Loan fraud in today’s economy equates to loan fraud and is becoming more frequent as more individuals are getting laid off. The common theme is one individual in the household loses their job and in today’s economy almost immediately go into debt. People become desperate and resort to measures that reflect that desperation. If that individual happens to work for a credit union they are aware of how the inside systems work and been to seek ways in which to scam the security in place to obtain financial gain.

Mr. McDuffie talked about a loan officer who used his knowledge of the systems in place to process a share secured loan against an elderly credit union member’s account. The loan officer used another employee’s security password to avoid drawing attention to him. The password was obtained by fraudulent means as well. The loan officer disbursed the funds obtained into his own family member’s accounts in order to avoid detection; thus laundering the funds. The amount that his loan officer fraudulently obtained was eighty thousand dollars. The loan officer was catch when the elderly credit union member reviewed a monthly statement and then called the credit union.  The example that Mr. Duffie gave was just a small case in relation to the scale and scope involved. Controls need to be in place that discourages employees from taking the risk and thus preventing the fraud from happening.

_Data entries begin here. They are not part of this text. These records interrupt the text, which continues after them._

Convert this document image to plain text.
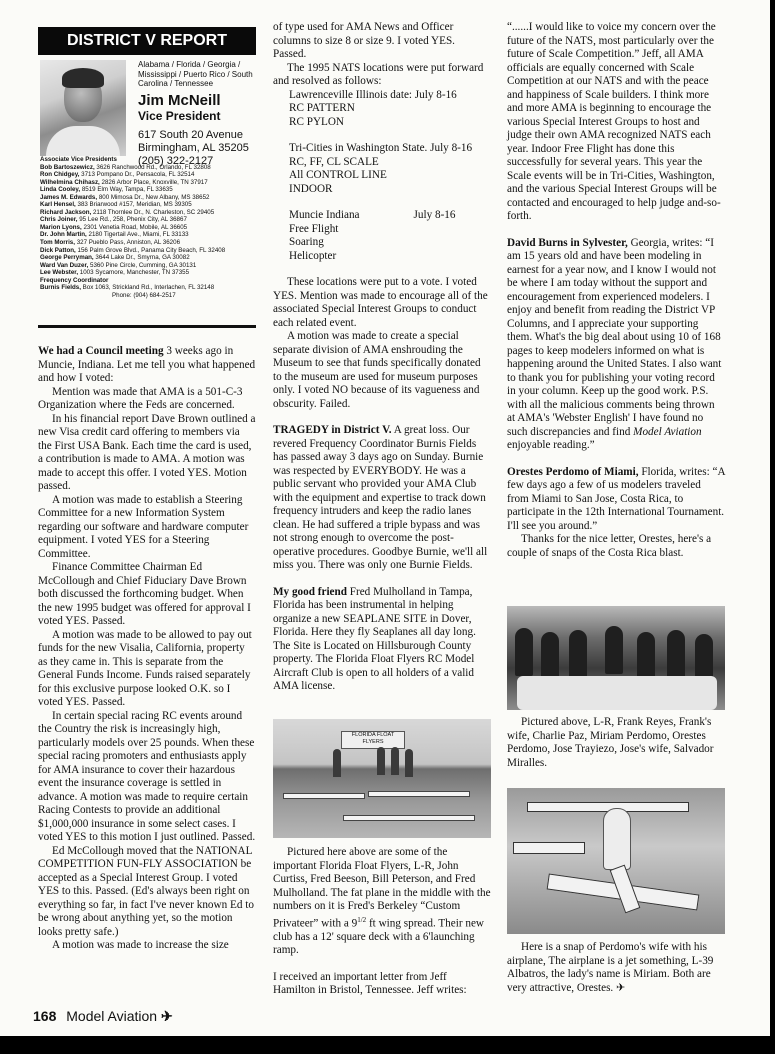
DISTRICT V REPORT
Alabama / Florida / Georgia / Mississippi / Puerto Rico / South Carolina / Tennessee
Jim McNeill
Vice President
617 South 20 Avenue
Birmingham, AL 35205
(205) 322-2127
Associate Vice Presidents
Bob Bartoszewicz, 3626 Ranchwood Rd., Orlando, FL 32808
Ron Chidgey, 3713 Pompano Dr., Pensacola, FL 32514
Wilhelmina Chihasz, 2826 Arbor Place, Knoxville, TN 37917
Linda Cooley, 8519 Elm Way, Tampa, FL 33635
James M. Edwards, 800 Mimosa Dr., New Albany, MS 38652
Karl Hensel, 383 Briarwood #157, Meridian, MS 39305
Richard Jackson, 2118 Thornlee Dr., N. Charleston, SC 29405
Chris Joiner, 95 Lee Rd., 258, Phenix City, AL 36867
Marion Lyons, 2301 Venetia Road, Mobile, AL 36605
Dr. John Martin, 2180 Tigertail Ave., Miami, FL 33133
Tom Morris, 327 Pueblo Pass, Anniston, AL 36206
Dick Patton, 156 Palm Grove Blvd., Panama City Beach, FL 32408
George Perryman, 3644 Lake Dr., Smyrna, GA 30082
Ward Van Duzer, 5360 Pine Circle, Cumming, GA 30131
Lee Webster, 1003 Sycamore, Manchester, TN 37355
Frequency Coordinator
Burnis Fields, Box 1063, Strickland Rd., Interlachen, FL 32148
Phone: (904) 684-2517

We had a Council meeting 3 weeks ago in Muncie, Indiana. Let me tell you what happened and how I voted:

Mention was made that AMA is a 501-C-3 Organization where the Feds are concerned.

In his financial report Dave Brown outlined a new Visa credit card offering to members via the First USA Bank. Each time the card is used, a contribution is made to AMA. A motion was made to accept this offer. I voted YES. Motion passed.

A motion was made to establish a Steering Committee for a new Information System regarding our software and hardware computer equipment. I voted YES for a Steering Committee.

Finance Committee Chairman Ed McCollough and Chief Fiduciary Dave Brown both discussed the forthcoming budget. When the new 1995 budget was offered for approval I voted YES. Passed.

A motion was made to be allowed to pay out funds for the new Visalia, California, property as they came in. This is separate from the General Funds Income. Funds raised separately for this exclusive purpose looked O.K. so I voted YES. Passed.

In certain special racing RC events around the Country the risk is increasingly high, particularly models over 25 pounds. When these special racing promoters and enthusiasts apply for AMA insurance to cover their hazardous event the insurance coverage is settled in advance. A motion was made to require certain Racing Contests to provide an additional $1,000,000 insurance in some select cases. I voted YES to this motion I just outlined. Passed.

Ed McCollough moved that the NATIONAL COMPETITION FUN-FLY ASSOCIATION be accepted as a Special Interest Group. I voted YES to this. Passed. (Ed's always been right on everything so far, in fact I've never known Ed to be wrong about anything yet, so the motion looks pretty safe.)

A motion was made to increase the size

of type used for AMA News and Officer columns to size 8 or size 9. I voted YES. Passed.

The 1995 NATS locations were put forward and resolved as follows:

Lawrenceville Illinois date: July 8-16
RC PATTERN
RC PYLON
Tri-Cities in Washington State. July 8-16
RC, FF, CL SCALE
All CONTROL LINE
INDOOR
Muncie Indiana	July 8-16
Free Flight
Soaring
Helicopter

These locations were put to a vote. I voted YES. Mention was made to encourage all of the associated Special Interest Groups to conduct each related event.

A motion was made to create a special separate division of AMA enshrouding the Museum to see that funds specifically donated to the museum are used for museum purposes only. I voted NO because of its vagueness and obscurity. Failed.

TRAGEDY in District V. A great loss. Our revered Frequency Coordinator Burnis Fields has passed away 3 days ago on Sunday. Burnie was respected by EVERYBODY. He was a public servant who provided your AMA Club with the equipment and expertise to track down frequency intruders and keep the radio lanes clean. He had suffered a triple bypass and was not strong enough to overcome the post-operative procedures. Goodbye Burnie, we'll all miss you. There was only one Burnie Fields.

My good friend Fred Mulholland in Tampa, Florida has been instrumental in helping organize a new SEAPLANE SITE in Dover, Florida. Here they fly Seaplanes all day long. The Site is Located on Hillsburough County property. The Florida Float Flyers RC Model Aircraft Club is open to all holders of a valid AMA license.

FLORIDA FLOAT FLYERS

Pictured here above are some of the important Florida Float Flyers, L-R, John Curtiss, Fred Beeson, Bill Peterson, and Fred Mulholland. The fat plane in the middle with the numbers on it is Fred's Berkeley “Custom Privateer” with a $9^{1/2}$ ft wing spread. Their new club has a 12' square deck with a 6'launching ramp.

I received an important letter from Jeff Hamilton in Bristol, Tennessee. Jeff writes:

“......I would like to voice my concern over the future of the NATS, most particularly over the future of Scale Competition.” Jeff, all AMA officials are equally concerned with Scale Competition at our NATS and with the peace and happiness of Scale builders. I think more and more AMA is beginning to encourage the various Special Interest Groups to host and judge their own AMA recognized NATS each year. Indoor Free Flight has done this successfully for several years. This year the Scale events will be in Tri-Cities, Washington, and the various Special Interest Groups will be contacted and encouraged to help judge and-so-forth.

David Burns in Sylvester, Georgia, writes: “I am 15 years old and have been modeling in earnest for a year now, and I know I would not be where I am today without the support and encouragement from experienced modelers. I enjoy and benefit from reading the District VP Columns, and I appreciate your supporting them. What's the big deal about using 10 of 168 pages to keep modelers informed on what is happening around the United States. I also want to thank you for publishing your voting record in your column. Keep up the good work. P.S. with all the malicious comments being thrown at AMA's 'Webster English' I have found no such discrepancies and find Model Aviation enjoyable reading.”

Orestes Perdomo of Miami, Florida, writes: “A few days ago a few of us modelers traveled from Miami to San Jose, Costa Rica, to participate in the 12th International Tournament. I'll see you around.”

Thanks for the nice letter, Orestes, here's a couple of snaps of the Costa Rica blast.

Pictured above, L-R, Frank Reyes, Frank's wife, Charlie Paz, Miriam Perdomo, Orestes Perdomo, Jose Trayiezo, Jose's wife, Salvador Miralles.

Here is a snap of Perdomo's wife with his airplane, The airplane is a jet something, L-39 Albatros, the lady's name is Miriam. Both are very attractive, Orestes. ✈

168 Model Aviation ✈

Economy conditions have increase mortgage fraud as well as many homeowners are in situations of unemployment or over-mortgaged. The most common scam in regard to mortgage fraud is fraud rescue scams. Fraudsters contact homeowners who are in distress and tell them they are foreclosure specialists. The fraudsters tell the homeowner that they will pay off the mortgage and other debt. The homeowner then titles the property off to the fraudster and the fraudster refinance on the mortgage or sells the property. The homeowners are often told they can rent the home and often do but the fraudsters never pay on the mortgage and the property goes into foreclosure.

These actions are acts of desperation and the fraudsters work fast to do as many transactions simultaneously in order to defraud the mortgage lender before they are detected. The fraud is becoming more sophisticated and credit unions across the nation need to be aware of how to prevent, detect and have procedures in place to ensure continued strength in credit unions as a whole.